Source-to-Source Transformations for GPU Code Generation

GPUs have become essential in modern high performance computing, but programming them correctly remains a significant challenge. This difficulty arises from subtle concurrency bugs that result from the explicit management of synchronization primitives and data movement across intricate hierarchies of memory and parallel threads. At the same time, the ability to control these aspects explicitly is at the core of the performance gains granted by GPUs. These challenges have motivated interest in safe GPU programming: tools and languages that can prevent or detect such bugs statically. However, existing approaches make tradeoffs in three dimensions: the strength of their guarantees, the degree of low-level control they allow, and the amount of additional effort required to achieve these safety guarantees. This thesis presents OptiGPU, a system for GPU programming with strong safety guarantees-data race freedom, deadlock freedom, and full functional correctness-that minimizes tradeoffs in the other two dimensions compared to previous approaches. OptiGPU applies proof-preserving compilation to GPU programming, allowing verification of low-level, optimized GPU programs through refinement of simple, verified CPU programs. An OptiGPU user thus avoids the substantial proof burden of directly verifying complex optimized GPU programs, instead directing this refinement with source-to-source transformations that automatically preserve proofs. OptiGPU is implemented as a set of extensions to OptiTrust, an existing framework for proof-preserving compilation on CPUs. OptiGPU models essential GPU programming features, including kernel launches, shared memory, and synchronous barriers, and produces both device and host-side code. We evaluate OptiGPU on two case studies, matrix transpose and tree-based parallel reduction, showing it can derive CUDA code matching techniques found in handwritten references.
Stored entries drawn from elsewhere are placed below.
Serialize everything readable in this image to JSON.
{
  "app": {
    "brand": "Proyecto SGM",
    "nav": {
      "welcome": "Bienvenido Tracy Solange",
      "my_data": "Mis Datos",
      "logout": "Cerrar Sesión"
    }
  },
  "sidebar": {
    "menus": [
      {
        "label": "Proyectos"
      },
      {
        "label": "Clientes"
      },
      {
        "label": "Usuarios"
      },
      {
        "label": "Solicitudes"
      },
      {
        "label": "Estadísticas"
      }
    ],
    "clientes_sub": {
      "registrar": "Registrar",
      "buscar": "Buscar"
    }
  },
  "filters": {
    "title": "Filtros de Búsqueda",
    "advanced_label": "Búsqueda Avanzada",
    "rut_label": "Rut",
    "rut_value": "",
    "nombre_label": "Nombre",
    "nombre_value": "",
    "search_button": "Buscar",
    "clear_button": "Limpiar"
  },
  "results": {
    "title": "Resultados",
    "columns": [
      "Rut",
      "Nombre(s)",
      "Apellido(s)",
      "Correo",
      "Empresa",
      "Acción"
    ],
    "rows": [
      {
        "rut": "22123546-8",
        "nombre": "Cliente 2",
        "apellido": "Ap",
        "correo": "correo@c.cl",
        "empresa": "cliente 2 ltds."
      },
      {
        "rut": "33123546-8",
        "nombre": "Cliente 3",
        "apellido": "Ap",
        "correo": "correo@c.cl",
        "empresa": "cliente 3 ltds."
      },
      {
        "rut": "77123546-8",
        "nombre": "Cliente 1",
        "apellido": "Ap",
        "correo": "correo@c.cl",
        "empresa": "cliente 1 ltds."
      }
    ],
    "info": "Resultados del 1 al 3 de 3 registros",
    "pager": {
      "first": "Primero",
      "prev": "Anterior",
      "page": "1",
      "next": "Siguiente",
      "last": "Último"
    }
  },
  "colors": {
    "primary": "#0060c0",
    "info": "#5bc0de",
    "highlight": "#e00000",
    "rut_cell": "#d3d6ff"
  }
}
翻译：GPU已成为现代高性能计算中不可或缺的组成部分，但对其进行正确编程仍是一项重大挑战。这一难点源于显式管理同步原语以及在错综复杂的内存层级与并行线程间移动数据时产生的微妙并发错误。同时，对这些方面进行显式控制的能力正是GPU性能提升的核心。这些挑战激发了对安全GPU编程（即能够静态预防或检测此类错误的工具与语言）的研究兴趣。然而，现有方法在三个维度上存在权衡：保证的强度、允许的低级控制程度，以及实现这些安全保证所需的额外工作量。本论文提出OptiGPU——一种具备强安全保证（无数据竞争、无死锁及完全功能正确性）的GPU编程系统，与先前方法相比，它最大程度地减少了其他两个维度的权衡。OptiGPU将保证明编译应用于GPU编程，通过精炼简单的、经过验证的CPU程序，实现对低级优化GPU程序的验证。因此，OptiGPU用户避免了直接验证复杂优化GPU程序的大量证明负担，而是通过自动保留证明的源到源变换来引导这种精炼过程。OptiGPU作为对现有CPU保证明编译框架OptiTrust的一组扩展实现。它建模了包括内核启动、共享内存和同步屏障在内的GPU核心编程特性，并生成设备端与主机端代码。我们通过矩阵转置和基于树的并行归约两个案例研究评估OptiGPU，表明其能推导出手动编写参考资料中存在的CUDA代码技术。